The country has appointed KPMG as adviser in the privatization of state-run Ethio Telecom, and is seeking another for licensing.
At least two new telecoms licenses to be awarded at the same time. Winning bidders for the sale and the licenses are due to be announced in March.
The country has historically under-invested in telecoms, meaning that the market has “significant potential” for growth and to adopt more complex products, says Russell Southwood, CEO of Balancing Act, a London-based African telecoms consultancy.

The mobile money market, he notes, barely exists.

The three competitors will all need to spend money on advertising, meaning that the country’s satellite TV market will experience knock-on growth, he says.
“Privatization drives advertising, which in turn drives media growth.”
Candidates for the sale and the licenses could include MTN, Vodacom and Orange, as well as Vietnam’s state-owned telecom company Viettel, which has opened a representative office in Ethiopia.
Ethiopia, Southwood says, “seems to have acknowledged that they need to sell a majority. They are finally letting go.”
The process is likely to help Ethiopia’s public finances, he says. “It’s very rare that such a large sub-Saharan market is opened.”

Regulatory capacity

Research ICT Africa argued in January that the privatization also has the potential to reduce Ethiopia’s over-dependence on equipment suppliers from China.  But evidence from mature and developing economies shows that sequencing is a critical in telecoms privatization, they argue.
The best long-term results are achieved through creating an effective regulatory authority that promotes competition and protects consumers, Research ICT Africa argues.

Ethiopia passed a law to create a telecoms regulator in June. But over the last three decades, the country has developed neither a telecoms policy nor regulatory capability.

Regulatory capacity can only be acquired through years of experience and there is no quick and easy fix, ICT Africa says.

That raises the danger that the privatisation could lead to limited investment, increased charges and the continued poor quality of service, according to the research.

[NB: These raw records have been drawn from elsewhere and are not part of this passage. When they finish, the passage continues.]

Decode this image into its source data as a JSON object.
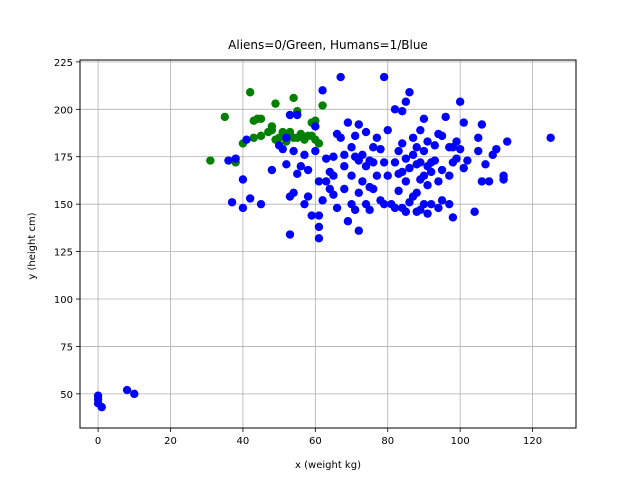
{
  "chart_data": {
    "type": "scatter",
    "title": "Aliens=0/Green, Humans=1/Blue",
    "xlabel": "x (weight kg)",
    "ylabel": "y (height cm)",
    "xlim": [
      -5,
      132
    ],
    "ylim": [
      32,
      226
    ],
    "x_ticks": [
      0,
      20,
      40,
      60,
      80,
      100,
      120
    ],
    "y_ticks": [
      50,
      75,
      100,
      125,
      150,
      175,
      200,
      225
    ],
    "grid": true,
    "legend": "none",
    "colors": {
      "Green": "#008000",
      "Blue": "#0000ff"
    },
    "series": [
      {
        "color": "#008000",
        "points": [
          [
            31,
            173
          ],
          [
            35,
            196
          ],
          [
            38,
            172
          ],
          [
            40,
            182
          ],
          [
            42,
            209
          ],
          [
            43,
            185
          ],
          [
            43,
            194
          ],
          [
            44,
            195
          ],
          [
            45,
            186
          ],
          [
            45,
            195
          ],
          [
            47,
            188
          ],
          [
            48,
            189
          ],
          [
            48,
            191
          ],
          [
            49,
            184
          ],
          [
            49,
            203
          ],
          [
            50,
            185
          ],
          [
            51,
            186
          ],
          [
            51,
            188
          ],
          [
            52,
            183
          ],
          [
            53,
            186
          ],
          [
            53,
            188
          ],
          [
            54,
            185
          ],
          [
            54,
            206
          ],
          [
            55,
            185
          ],
          [
            55,
            199
          ],
          [
            56,
            187
          ],
          [
            57,
            184
          ],
          [
            58,
            186
          ],
          [
            59,
            186
          ],
          [
            59,
            193
          ],
          [
            60,
            194
          ],
          [
            60,
            184
          ],
          [
            61,
            182
          ],
          [
            62,
            202
          ]
        ]
      },
      {
        "color": "#0000ff",
        "points": [
          [
            0,
            49
          ],
          [
            0,
            47
          ],
          [
            0,
            45
          ],
          [
            1,
            43
          ],
          [
            8,
            52
          ],
          [
            10,
            50
          ],
          [
            36,
            173
          ],
          [
            37,
            151
          ],
          [
            38,
            174
          ],
          [
            40,
            163
          ],
          [
            40,
            148
          ],
          [
            41,
            184
          ],
          [
            42,
            153
          ],
          [
            45,
            150
          ],
          [
            48,
            168
          ],
          [
            50,
            181
          ],
          [
            51,
            179
          ],
          [
            52,
            171
          ],
          [
            52,
            185
          ],
          [
            53,
            134
          ],
          [
            53,
            154
          ],
          [
            53,
            197
          ],
          [
            54,
            156
          ],
          [
            54,
            178
          ],
          [
            55,
            166
          ],
          [
            55,
            197
          ],
          [
            56,
            170
          ],
          [
            57,
            150
          ],
          [
            57,
            176
          ],
          [
            58,
            154
          ],
          [
            58,
            168
          ],
          [
            59,
            144
          ],
          [
            60,
            178
          ],
          [
            60,
            191
          ],
          [
            61,
            138
          ],
          [
            61,
            132
          ],
          [
            61,
            144
          ],
          [
            61,
            162
          ],
          [
            62,
            152
          ],
          [
            62,
            210
          ],
          [
            63,
            162
          ],
          [
            63,
            174
          ],
          [
            64,
            158
          ],
          [
            64,
            167
          ],
          [
            65,
            155
          ],
          [
            65,
            175
          ],
          [
            65,
            165
          ],
          [
            66,
            148
          ],
          [
            66,
            187
          ],
          [
            67,
            217
          ],
          [
            67,
            185
          ],
          [
            68,
            158
          ],
          [
            68,
            170
          ],
          [
            68,
            176
          ],
          [
            69,
            141
          ],
          [
            69,
            193
          ],
          [
            70,
            150
          ],
          [
            70,
            165
          ],
          [
            70,
            180
          ],
          [
            71,
            147
          ],
          [
            71,
            175
          ],
          [
            71,
            186
          ],
          [
            72,
            136
          ],
          [
            72,
            156
          ],
          [
            72,
            173
          ],
          [
            72,
            192
          ],
          [
            73,
            162
          ],
          [
            73,
            176
          ],
          [
            74,
            150
          ],
          [
            74,
            170
          ],
          [
            74,
            188
          ],
          [
            75,
            147
          ],
          [
            75,
            159
          ],
          [
            75,
            173
          ],
          [
            76,
            158
          ],
          [
            76,
            172
          ],
          [
            76,
            180
          ],
          [
            77,
            165
          ],
          [
            77,
            185
          ],
          [
            78,
            152
          ],
          [
            78,
            179
          ],
          [
            79,
            217
          ],
          [
            79,
            150
          ],
          [
            79,
            172
          ],
          [
            80,
            165
          ],
          [
            80,
            189
          ],
          [
            81,
            150
          ],
          [
            82,
            148
          ],
          [
            82,
            172
          ],
          [
            82,
            200
          ],
          [
            83,
            157
          ],
          [
            83,
            166
          ],
          [
            83,
            178
          ],
          [
            84,
            148
          ],
          [
            84,
            167
          ],
          [
            84,
            182
          ],
          [
            84,
            199
          ],
          [
            85,
            146
          ],
          [
            85,
            162
          ],
          [
            85,
            174
          ],
          [
            85,
            204
          ],
          [
            86,
            151
          ],
          [
            86,
            169
          ],
          [
            86,
            209
          ],
          [
            87,
            154
          ],
          [
            87,
            176
          ],
          [
            87,
            185
          ],
          [
            88,
            146
          ],
          [
            88,
            156
          ],
          [
            88,
            171
          ],
          [
            88,
            180
          ],
          [
            89,
            147
          ],
          [
            89,
            163
          ],
          [
            89,
            172
          ],
          [
            89,
            189
          ],
          [
            90,
            150
          ],
          [
            90,
            165
          ],
          [
            90,
            178
          ],
          [
            90,
            195
          ],
          [
            91,
            145
          ],
          [
            91,
            160
          ],
          [
            91,
            170
          ],
          [
            91,
            183
          ],
          [
            92,
            150
          ],
          [
            92,
            167
          ],
          [
            92,
            172
          ],
          [
            93,
            173
          ],
          [
            93,
            181
          ],
          [
            94,
            148
          ],
          [
            94,
            162
          ],
          [
            94,
            187
          ],
          [
            95,
            152
          ],
          [
            95,
            168
          ],
          [
            95,
            186
          ],
          [
            96,
            196
          ],
          [
            97,
            150
          ],
          [
            97,
            165
          ],
          [
            97,
            180
          ],
          [
            98,
            180
          ],
          [
            98,
            143
          ],
          [
            98,
            172
          ],
          [
            99,
            183
          ],
          [
            99,
            174
          ],
          [
            100,
            204
          ],
          [
            100,
            179
          ],
          [
            101,
            169
          ],
          [
            101,
            193
          ],
          [
            102,
            173
          ],
          [
            104,
            146
          ],
          [
            105,
            178
          ],
          [
            105,
            185
          ],
          [
            106,
            162
          ],
          [
            106,
            192
          ],
          [
            107,
            171
          ],
          [
            108,
            162
          ],
          [
            109,
            176
          ],
          [
            110,
            179
          ],
          [
            112,
            165
          ],
          [
            112,
            163
          ],
          [
            113,
            183
          ],
          [
            125,
            185
          ]
        ]
      }
    ]
  }
}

An economy that has remained state-controlled has to start somewhere. Southwood agrees that there will likely be problems in a “post hoc” regulatory environment.
A bigger issue, he says, is that there is no clear way for smaller operations to enter the Ethiopian telecoms market. This, he says, is “a cause for concern.”
Still, privatization-driven economic growth in Ethiopia looks set to exceed that of most African countries. Sales of state-owned enterprises will improve transparency, attract investment and reduce pressure on the government’s fiscal position through one-off cash injections, Fitch Solutions argued in July.

Fitch Solutions sees real average real GDP growth of 7.3% annually between 2019 and 2028 in Ethiopia, compared with 4.0% for sub-Saharan Africa as a whole.